SPARC Offers Myths as FACTS

by Kelly L. Denson

In searching for the truth, one should deeply question organizations that require resorting to falsehoods to create their narrative. The new inclusive access misinformation site, developed by SPARC and their backers, weaponizes myths surrounding inclusive access to confuse consumers trying to make the best choice for their education.

For the past ten years, publishers have forged ahead with a twin focus on quality and affordability, leading to a significant decrease in the cost of course materials. In addition, publishers have been able to provide students with innovative new products that increase accessibility, decrease expenses, and provide them with a broad spectrum of options to choose from. However, this new SPARC site uses myths to conceal the progress publishers have made, while pushing fake “facts” to create a false storyline surrounding inclusive access.

Through their website, SPARC pushes a series of fictions easily dispelled with real facts published by research groups Student Watch and Student Monitor, as well as by the College Board itself. First, SPARC claims the cost of college course materials has risen over the past twenty years. This is simply untrue. Recent surveys from two different groups, Student Watch and Student Monitor, found a 36% drop in the amount students spend on course materials over the past decade.

SPARC also makes the incorrect claim that Inclusive Access constrains faculty ability to choose course materials. In reality, Inclusive Access is extremely popular precisely because its flexibility encourages academic freedom for faculty: programs can be implemented on a department level, but they can also be provided on a course-by-course basis, or even by course section.

SPARC falsely asserts that Inclusive Access limits student choice, but students are always able to opt-out, and the truth is that there is a robust market for used books and rentals for students to choose from, as supported by data from Student Watch.

Kelly L. Denson is Vice President of Education Policy and Programs at the Association of American Publishers and a former teacher.
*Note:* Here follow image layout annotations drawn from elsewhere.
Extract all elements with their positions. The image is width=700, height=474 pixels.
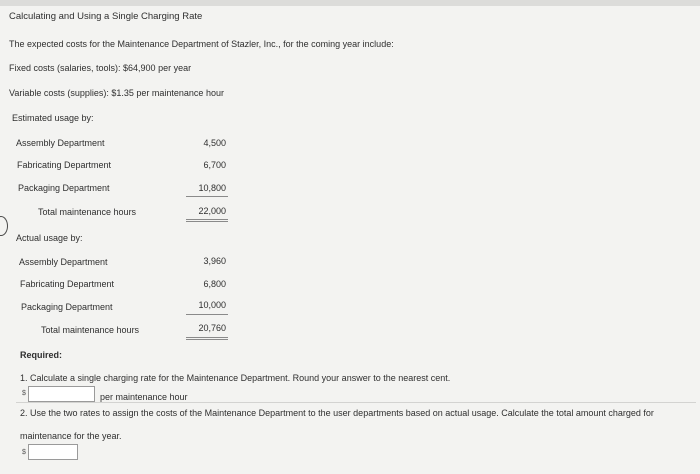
actual-row-value: 3,960 [203, 256, 226, 266]
question-2-text: 2. Use the two rates to assign the costs of the Maintenance Department to the user departments based on actual usage. Calculate the total amount charged for [20, 408, 654, 418]
charging-rate-input[interactable] [28, 386, 95, 402]
variable-costs-text: Variable costs (supplies): $1.35 per maintenance hour [9, 88, 224, 98]
estimated-total-value: 22,000 [198, 206, 226, 216]
subtotal-rule [186, 314, 228, 315]
dollar-sign: $ [22, 390, 26, 397]
actual-total-label: Total maintenance hours [41, 325, 140, 335]
intro-text: The expected costs for the Maintenance Department of Stazler, Inc., for the coming year include: [9, 39, 394, 49]
actual-row-value: 10,000 [198, 300, 226, 310]
problem-title: Calculating and Using a Single Charging Rate [9, 11, 203, 22]
subtotal-rule [186, 196, 228, 197]
actual-row-label: Fabricating Department [20, 279, 115, 289]
top-bar [0, 0, 700, 6]
actual-total-value: 20,760 [198, 323, 226, 333]
scroll-bracket-mark [0, 216, 8, 236]
estimated-row-label: Fabricating Department [17, 160, 112, 170]
estimated-total-label: Total maintenance hours [38, 207, 137, 217]
estimated-row-label: Assembly Department [16, 138, 105, 148]
estimated-row-label: Packaging Department [18, 183, 110, 193]
estimated-row-value: 4,500 [203, 138, 226, 148]
question-2-text-continued: maintenance for the year. [20, 431, 122, 441]
total-charged-input[interactable] [28, 444, 78, 460]
question-1-text: 1. Calculate a single charging rate for the Maintenance Department. Round your answer to the nearest cent. [20, 373, 451, 383]
required-heading: Required: [20, 350, 63, 360]
dollar-sign: $ [22, 449, 26, 456]
fixed-costs-text: Fixed costs (salaries, tools): $64,900 per year [9, 63, 192, 73]
actual-usage-heading: Actual usage by: [16, 233, 83, 243]
section-divider [16, 402, 696, 403]
unit-label: per maintenance hour [100, 392, 188, 402]
total-double-rule [186, 337, 228, 340]
total-double-rule [186, 219, 228, 222]
actual-row-label: Packaging Department [21, 302, 113, 312]
actual-row-label: Assembly Department [19, 257, 108, 267]
estimated-row-value: 6,700 [203, 160, 226, 170]
estimated-usage-heading: Estimated usage by: [12, 113, 94, 123]
actual-row-value: 6,800 [203, 279, 226, 289]
estimated-row-value: 10,800 [198, 183, 226, 193]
SPARC argues that American students should be forced into a one-size-fits all solution of taxpayer funded OER when it comes to course materials. There is no question that high quality, innovative and constantly updated course materials offered by American publishers are critical to education, and in the case of some of the most iconic and groundbreaking works available, admired around the world.
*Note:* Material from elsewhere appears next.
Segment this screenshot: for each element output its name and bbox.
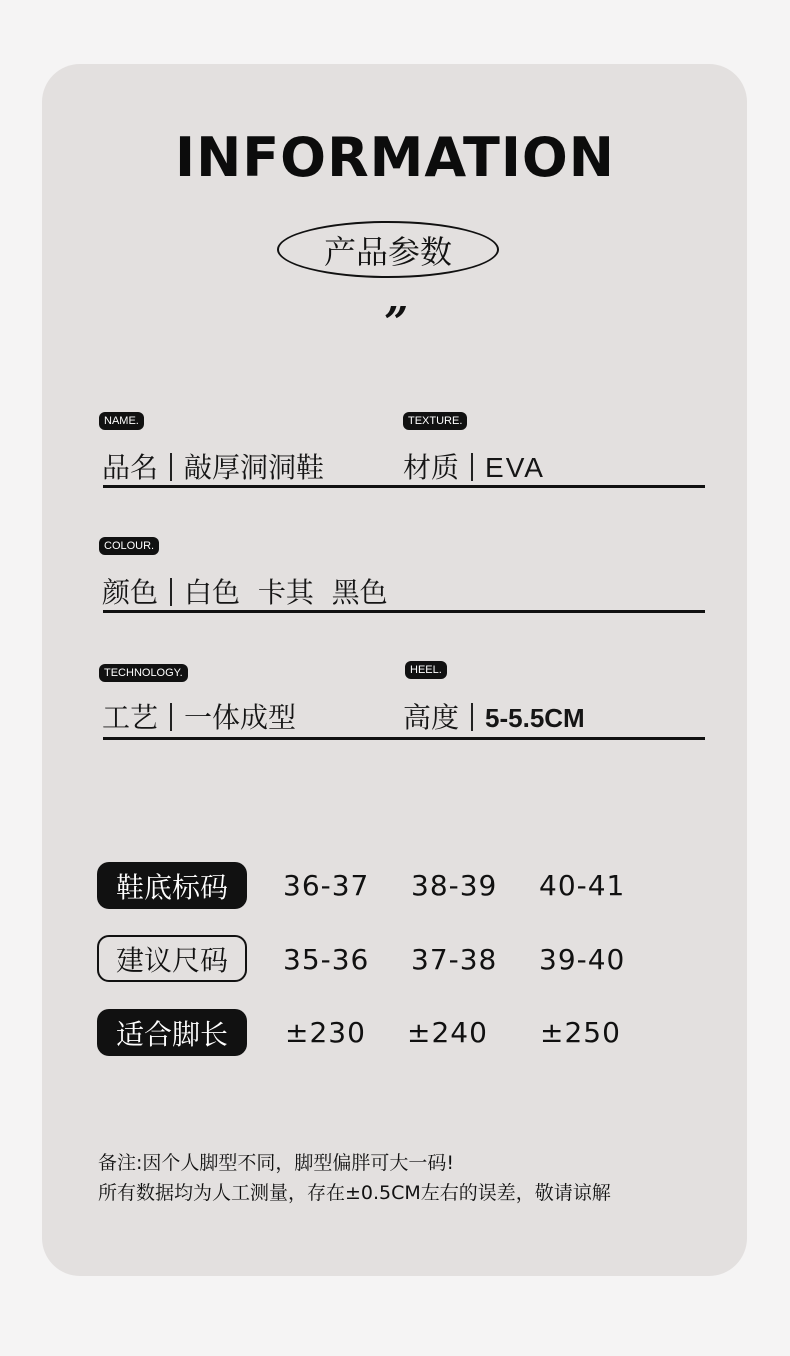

Despite SPARC’s rhetoric, it is clear to everyone in the education ecosystem that faculty and students need access to first rate, professional course materials and need the freedom to choose the materials that work best for them, both in terms of quality and affordability. Indeed, the Inclusive Access programs that SPARC attacks are an increasingly popular option because they deliver on both fronts.

SPARC’s website relies on the idea that students are paying more for their course materials, and Inclusive Access contributes to that, but the data shows this is simply untrue. The facts matter, and data published by the College Board, Student Monitor, and Student Watch, shows students are spending less than ever.

While we’re always open to honest debate, we find it disheartening that SPARC has chosen to resort to disinformation to make its point. SPARC should ask themselves why their arguments rely on faulty facts as a driving force. And we should all be wary of the intention behind sites that make such obvious attempts to mislead the public.